A joking reference in the issue referred to a lawsuit filed by ex-governor Pío Pico against Antonio Cuyas, who Pico leased his Pico House hotel to when it opened in 1869.  Pico sued Cuyas for over $40,000 because of the failed partnership and the former governor and neighboring ranchero of the Workman and Temple families sought to recoup his investment in furniture and equipment purchased by Cuyas during his tenure as hotel manager.

The short piece in the paper claimed that the case, featured two men who were along in years (Pico was then 74 years old) would drag on until the youthful judge, Ygnacio Sepulveda, would find himself, like Rip Van Winkle, suddenly old and gray.  The reference to “Jarndyce and Jarndyce” was to a fictional trial from Dickens’ Bleak House and became a catch phrase for legal proceedings that dragged on interminably.

LA Patroleum Refining Herald 24Mar75

There were also a couple of references in the edition to F.P.F. Temple, son-in-law of William Workman and president of the Temple and Workman bank.  One was with an advertisement from the Los Angeles Petroleum Refining Company, of which Temple was the founder and president.  The purpose was to levy an assessment on stock shares as the company was busily engaged in drilling for oil in the San Fernando district in today’s Santa Clarita area.  The company did produce some crude oil for lighting and other purposes in Los Angeles for a brief period that year.

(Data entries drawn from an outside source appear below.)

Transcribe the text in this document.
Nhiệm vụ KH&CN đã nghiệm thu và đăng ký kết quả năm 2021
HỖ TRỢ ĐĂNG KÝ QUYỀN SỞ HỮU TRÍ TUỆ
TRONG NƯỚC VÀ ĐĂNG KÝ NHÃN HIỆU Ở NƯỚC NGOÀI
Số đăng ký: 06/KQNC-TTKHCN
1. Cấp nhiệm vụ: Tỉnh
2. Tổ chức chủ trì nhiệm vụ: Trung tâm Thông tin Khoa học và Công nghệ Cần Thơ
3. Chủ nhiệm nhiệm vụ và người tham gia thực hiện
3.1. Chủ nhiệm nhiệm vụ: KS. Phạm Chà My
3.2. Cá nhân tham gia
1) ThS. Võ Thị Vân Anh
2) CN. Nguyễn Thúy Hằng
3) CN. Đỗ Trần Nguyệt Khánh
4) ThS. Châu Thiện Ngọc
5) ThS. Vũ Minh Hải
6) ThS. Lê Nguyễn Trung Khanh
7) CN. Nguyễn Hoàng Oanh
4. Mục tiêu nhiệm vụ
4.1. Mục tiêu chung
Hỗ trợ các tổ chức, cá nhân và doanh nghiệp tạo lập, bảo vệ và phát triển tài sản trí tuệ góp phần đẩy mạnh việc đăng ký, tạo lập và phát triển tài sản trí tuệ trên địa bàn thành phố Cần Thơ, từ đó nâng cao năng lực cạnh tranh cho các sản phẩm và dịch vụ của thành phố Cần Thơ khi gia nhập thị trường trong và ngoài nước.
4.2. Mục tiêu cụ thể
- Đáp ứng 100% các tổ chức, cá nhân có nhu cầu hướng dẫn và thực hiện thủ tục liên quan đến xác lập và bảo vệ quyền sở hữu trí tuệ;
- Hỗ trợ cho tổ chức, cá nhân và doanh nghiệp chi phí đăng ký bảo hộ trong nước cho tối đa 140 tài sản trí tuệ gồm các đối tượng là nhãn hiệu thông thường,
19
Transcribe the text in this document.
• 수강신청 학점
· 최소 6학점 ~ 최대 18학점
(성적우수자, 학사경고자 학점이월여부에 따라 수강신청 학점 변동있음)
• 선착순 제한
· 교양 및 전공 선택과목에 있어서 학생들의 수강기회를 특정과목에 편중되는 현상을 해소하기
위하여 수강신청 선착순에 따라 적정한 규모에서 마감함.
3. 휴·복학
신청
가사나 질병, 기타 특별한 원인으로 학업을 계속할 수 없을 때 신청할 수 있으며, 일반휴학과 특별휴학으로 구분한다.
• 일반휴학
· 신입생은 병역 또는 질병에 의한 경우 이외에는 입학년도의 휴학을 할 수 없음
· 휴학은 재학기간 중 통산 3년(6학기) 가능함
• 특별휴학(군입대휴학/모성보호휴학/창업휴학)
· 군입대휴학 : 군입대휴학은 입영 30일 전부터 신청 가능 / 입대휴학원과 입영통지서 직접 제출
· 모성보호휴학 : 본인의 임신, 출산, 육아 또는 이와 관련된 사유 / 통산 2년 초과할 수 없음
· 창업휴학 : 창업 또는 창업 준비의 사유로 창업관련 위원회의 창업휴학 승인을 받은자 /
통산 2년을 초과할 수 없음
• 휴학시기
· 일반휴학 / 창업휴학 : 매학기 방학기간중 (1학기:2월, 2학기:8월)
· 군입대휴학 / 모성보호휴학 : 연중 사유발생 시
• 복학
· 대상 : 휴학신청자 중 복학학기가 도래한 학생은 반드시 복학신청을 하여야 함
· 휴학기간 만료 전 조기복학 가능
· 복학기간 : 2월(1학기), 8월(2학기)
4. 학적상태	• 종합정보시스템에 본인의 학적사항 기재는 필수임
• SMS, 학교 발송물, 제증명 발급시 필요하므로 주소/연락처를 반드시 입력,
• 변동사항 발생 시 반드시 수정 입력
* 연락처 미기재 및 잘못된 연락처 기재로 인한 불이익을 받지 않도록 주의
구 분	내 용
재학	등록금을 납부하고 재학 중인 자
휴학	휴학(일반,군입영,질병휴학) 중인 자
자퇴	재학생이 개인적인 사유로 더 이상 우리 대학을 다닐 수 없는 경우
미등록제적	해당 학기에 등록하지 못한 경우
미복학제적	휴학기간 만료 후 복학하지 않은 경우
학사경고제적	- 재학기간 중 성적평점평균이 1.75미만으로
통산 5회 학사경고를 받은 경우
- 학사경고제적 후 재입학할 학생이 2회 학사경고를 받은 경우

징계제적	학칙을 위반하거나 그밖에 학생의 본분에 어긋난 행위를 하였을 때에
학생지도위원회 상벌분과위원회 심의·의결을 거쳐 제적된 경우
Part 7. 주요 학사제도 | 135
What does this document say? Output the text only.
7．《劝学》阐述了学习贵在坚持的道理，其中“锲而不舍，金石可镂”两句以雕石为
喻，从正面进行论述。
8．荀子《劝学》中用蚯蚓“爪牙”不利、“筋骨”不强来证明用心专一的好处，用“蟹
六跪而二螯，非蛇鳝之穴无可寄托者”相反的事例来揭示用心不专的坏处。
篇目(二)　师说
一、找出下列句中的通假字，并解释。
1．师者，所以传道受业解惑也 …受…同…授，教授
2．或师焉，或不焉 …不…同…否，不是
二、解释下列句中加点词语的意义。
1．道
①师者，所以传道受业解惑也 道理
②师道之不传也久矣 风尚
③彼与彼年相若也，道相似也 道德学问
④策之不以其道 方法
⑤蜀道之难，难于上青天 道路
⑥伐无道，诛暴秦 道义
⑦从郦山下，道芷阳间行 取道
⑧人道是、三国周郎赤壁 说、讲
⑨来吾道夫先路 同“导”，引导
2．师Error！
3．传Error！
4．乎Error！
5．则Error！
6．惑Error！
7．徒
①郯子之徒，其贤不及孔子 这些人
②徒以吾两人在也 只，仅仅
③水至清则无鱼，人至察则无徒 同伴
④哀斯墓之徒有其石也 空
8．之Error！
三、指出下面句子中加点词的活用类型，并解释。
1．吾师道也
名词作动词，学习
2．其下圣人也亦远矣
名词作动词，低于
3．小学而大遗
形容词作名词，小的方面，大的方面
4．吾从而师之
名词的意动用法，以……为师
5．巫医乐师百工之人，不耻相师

Vega Honda bridge Herald 24Mar75

Then, there was a proposal from the county Board of Supervisors seeking bids to build a bridge over the “Vega Honda” at what was called “Temple’s Crossing.”  Derived from a petition by Temple and others, the span was to cross the Rio Hondo, the old channel of the San Gabriel River, which diverted to the current route in the floods of 1867-68.  The county road, now San Gabriel Boulevard leading from the Mission San Gabriel to “Old Mission,” site of the original mission location in the Whittier Narrows near El Monte, crossed the Rio Hondo and then continued eastward.

Within six months of this edition of the Herald, the flush times of the boom were over.  The collapse of silver mining speculation at Virginia City, Nevada toppled the Bank of California, the state’s largest, in San Francisco.  As the news raced down telegraph wires to Los Angeles, the two commercial banks in town, Hellman and Goodwin’s Farmers and Merchants and Temple and Workman, were besieged by depositors and, as recent posts in this blog have detailed, the latter couldn’t survive and failed.

The activity chronicled in the paper trickled to a fraction of that within a year’s time and the malaise generally lingered until a decade later, when the Atchison, Topeka and Santa Fe Railroad built a direct transcontinental line to Los Angeles in 1885, ushering in the famed “Boom of the Eighties.”